Honorables Représentants des populations de nos terroirs,
Messieurs les Dignitaires religieux,
Messieurs les Communicateurs dépositaires de la Tradition,
Au nom du Président de la Transition, Chef de l’Etat, Son Excellence
le colonel Assimi Goïta, je vous souhaite la bienvenue et vous invite à
vous sentir chez vous, cet après-midi, ici, au CICB :
A ni woula, a bissimilah, an bi koun.

Notre sagesse populaire enseigne : quand vous invitez les gens, si
vous ne leur donnez pas quelque chose, vous leur dites quelque chose.
J’ai choisi de vous dire quelque chose.
La cérémonie qui nous réunit aujourd’hui est une première dans les
annales de notre histoire nationale. Je ne dis pas que vous n’avez
jamais été associés à la gestion des affaires de l’Etat. Mais, au moment
des grandes décisions, vous avez dû le constater et vous sentir
légèrement offusqués, c’est surtout avec les hommes politiques que
des cadres d’échanges ont été organisés.

Qu’il s’agisse d’élaborer des textes fondamentaux pour orienter la vie
de la Nation ou restructurer l’organisation de l’Etat, c’est
essentiellement vers eux que les gouvernements se tournent, c’est
essentiellement avec eux que le dialogue est engagé, c’est
essentiellement avec eux que les compromis et les consensus
permettant de surmonter les difficultés sont trouvés.

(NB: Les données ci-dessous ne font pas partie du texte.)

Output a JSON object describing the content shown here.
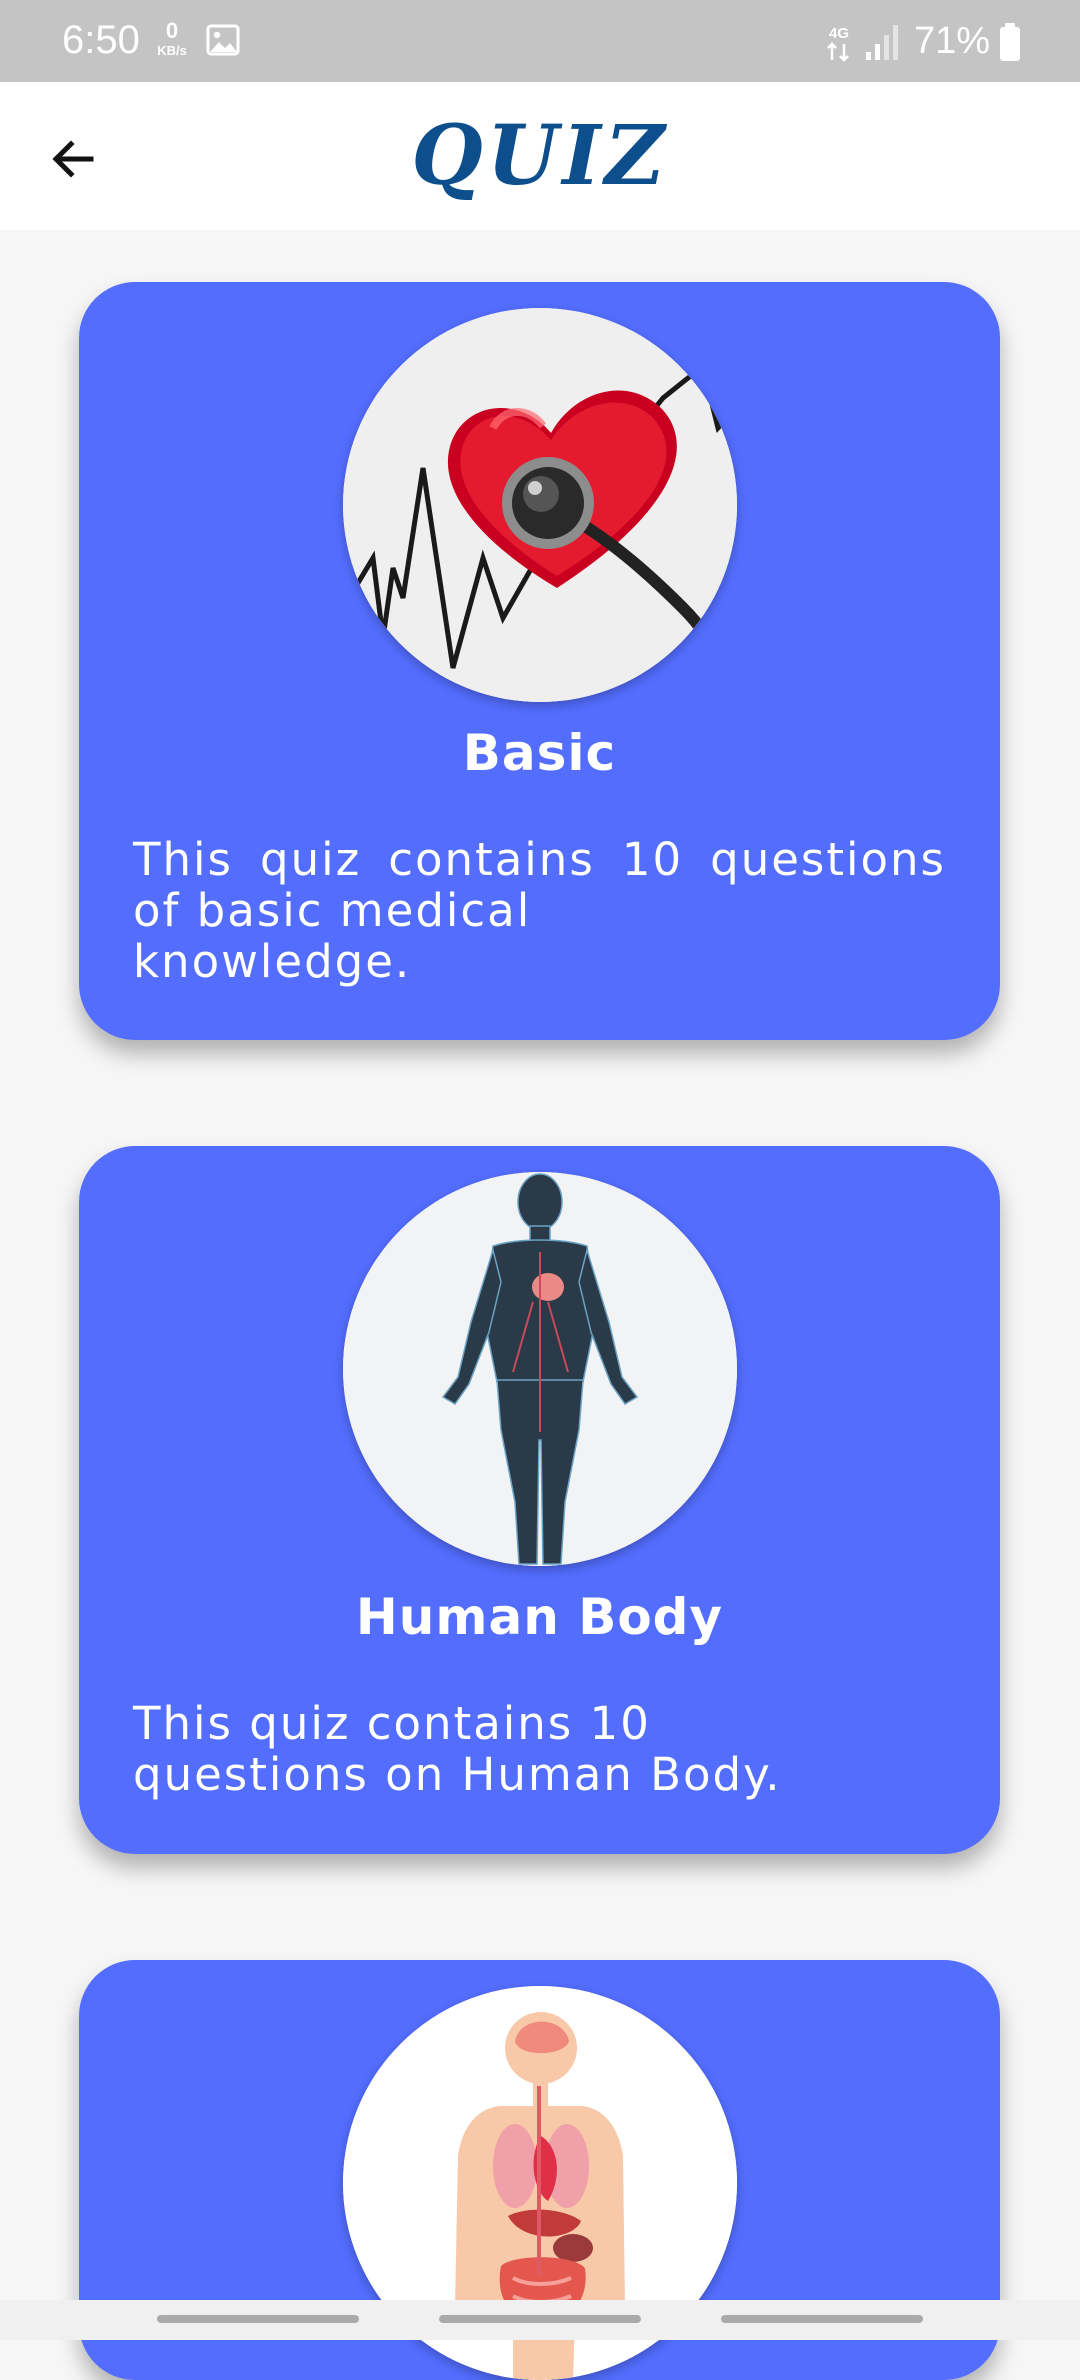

Avec la rencontre de cet après-midi, comme avec celle qui suivra
demain avec le Président de la Transition, Chef de l’Etat, la volonté est
de rompre avec la tradition du dialogue vous tenant à l’écart des prises
de décision engageant le devenir de la Nation. Notre commune volonté
est de vous inviter, comme cela se passait autrefois, comme cela
continue de se passer encore, dans nos assemblées traditionnelles,
sous l’arbre à palabre, dans le vestibule, le togouna ou le weltaré, pour
vous édifier sur les réalités nationales du moment et vous charger
d’une mission.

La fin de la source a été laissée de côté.